Author: Villelabeitia Jaureguizar, Koldobika; Calvo Lobo, César; Rodríguez-Sanz, David; Vicente Campos, Davinia; Castro-Portal, José Adrián; López Cañadas, Marta; Becerro-de-Bengoa-Vallejo, Ricardo; López Chicharro, José
Abstract: Worldwide, healthcare systems had to respond to an exponential increase in COVID-19 patients with a noteworthy increment in intensive care units (ICU) admissions and invasive mechanical ventilation (IMV). The aim was to determine low intensity respiratory muscle training (RMT) effects in COVID-19 patients upon medical discharge and after an ICU stay with IMV. A retrospective case-series study was performed. Forty COVID-19 patients were enrolled and divided into twenty participants who received IMV during ICU stay (IMV group) and 20 participants who did not receive IMV nor an ICU stay (non-IMV group). Maximal expiratory pressure (PEmax), maximal inspiratory pressure (PImax), COPD assessment test (CAT) and Medical Research Council (MRC) dyspnea scale were collected at baseline and after 12 weeks of low intensity RMT. A greater MRC dyspnea score and lower PImax were shown at baseline in the IMV group versus the non-IMV group (p < 0.01). RMT effects on the total sample improved all outcome measurements (p < 0.05; d = 0.38–0.98).

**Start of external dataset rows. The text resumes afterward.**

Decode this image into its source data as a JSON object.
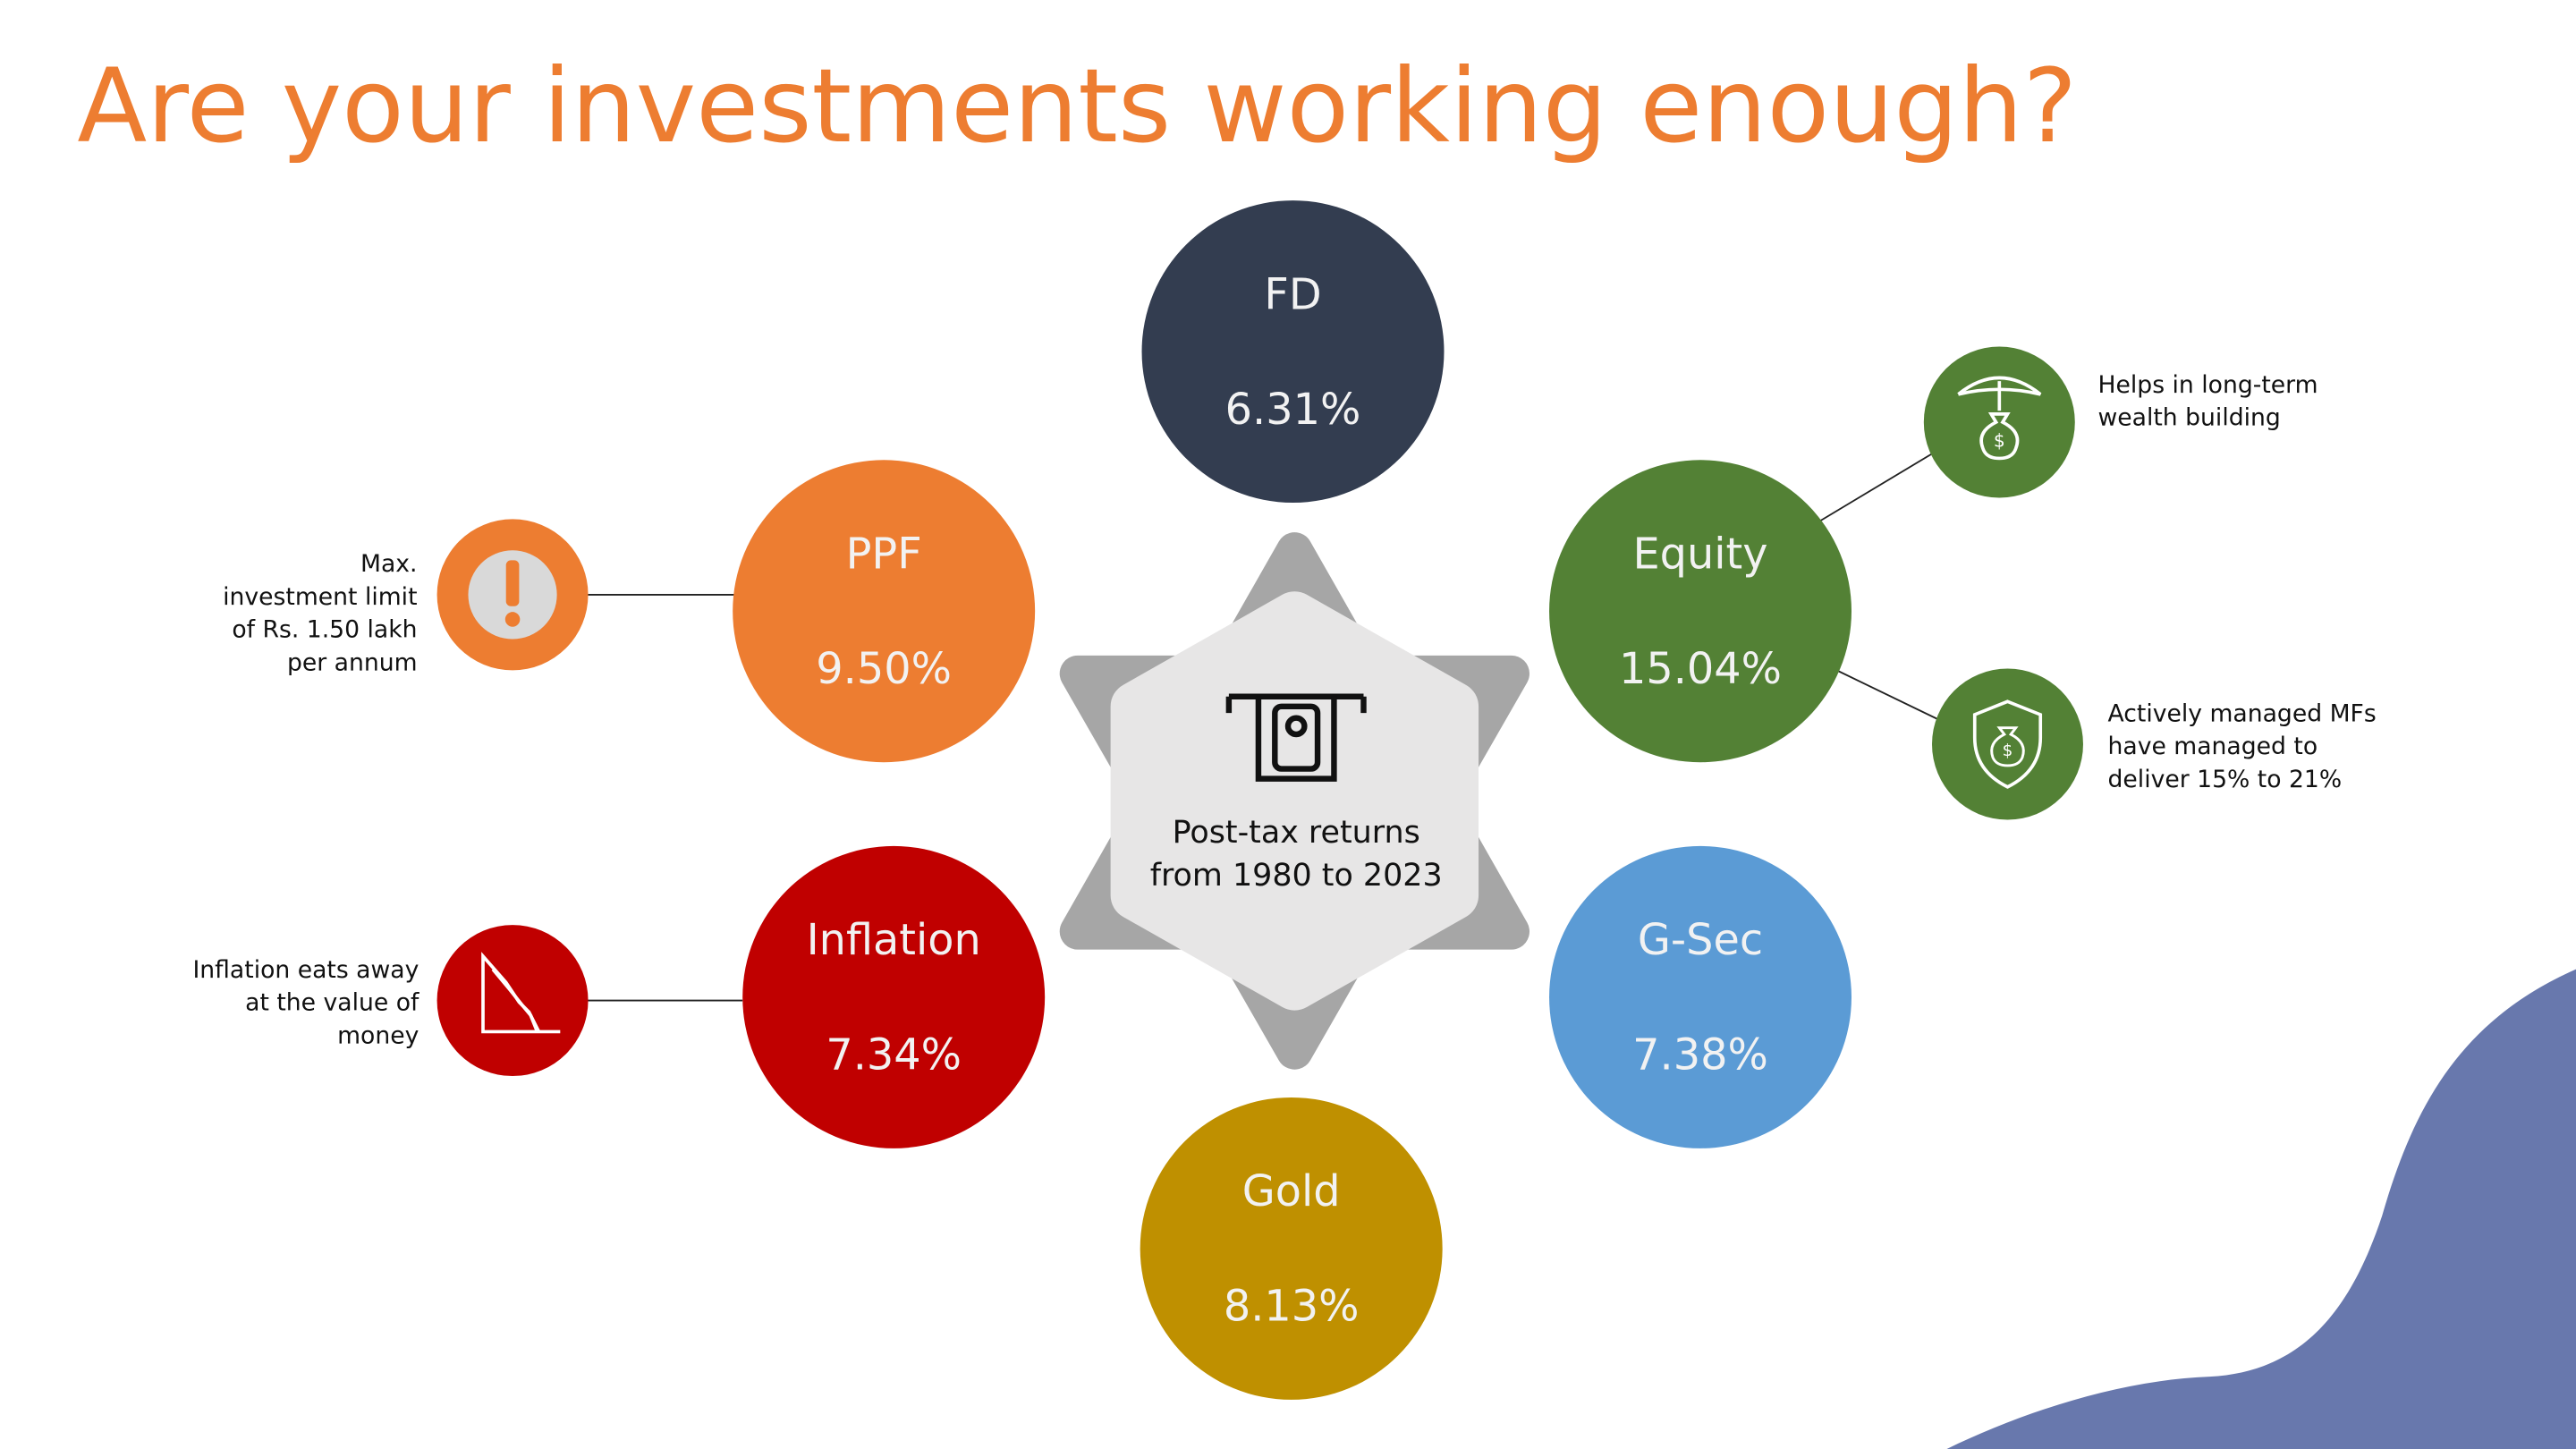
{
  "title": "Are your investments working enough?",
  "center": {
    "lines": [
      "Post-tax returns",
      "from 1980 to 2023"
    ]
  },
  "nodes": [
    {
      "label": "FD",
      "value": "6.31%"
    },
    {
      "label": "PPF",
      "value": "9.50%"
    },
    {
      "label": "Equity",
      "value": "15.04%"
    },
    {
      "label": "Inflation",
      "value": "7.34%"
    },
    {
      "label": "G-Sec",
      "value": "7.38%"
    },
    {
      "label": "Gold",
      "value": "8.13%"
    }
  ],
  "notes": [
    {
      "lines": [
        "Max.",
        "investment limit",
        "of Rs. 1.50 lakh",
        "per annum"
      ]
    },
    {
      "lines": [
        "Helps in long-term",
        "wealth building"
      ]
    },
    {
      "lines": [
        "Actively managed MFs",
        "have managed to",
        "deliver 15% to 21%"
      ]
    },
    {
      "lines": [
        "Inflation eats away",
        "at the value of",
        "money"
      ]
    }
  ]
}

Intragroup comparisons after RMT improved PImax, CAT and MRC scores in the IMV group (p = 0.001; d = 0.94–1.09), but not for PImax in the non-IMV group (p > 0.05). Between-groups comparison after RMT only showed MRC dyspnea improvements (p = 0.020; d = 0.74) in the IMV group versus non-IMV group. Furthermore, PImax decrease was only predicted by the IMV presence (R2 = 0.378). Low intensity RMT may improve respiratory muscle strength, health related quality of life and dyspnea in COVID-19 patients. Especially, low intensity RMT could improve dyspnea level and maybe PImax in COVID-19 patients who received IMV in ICU.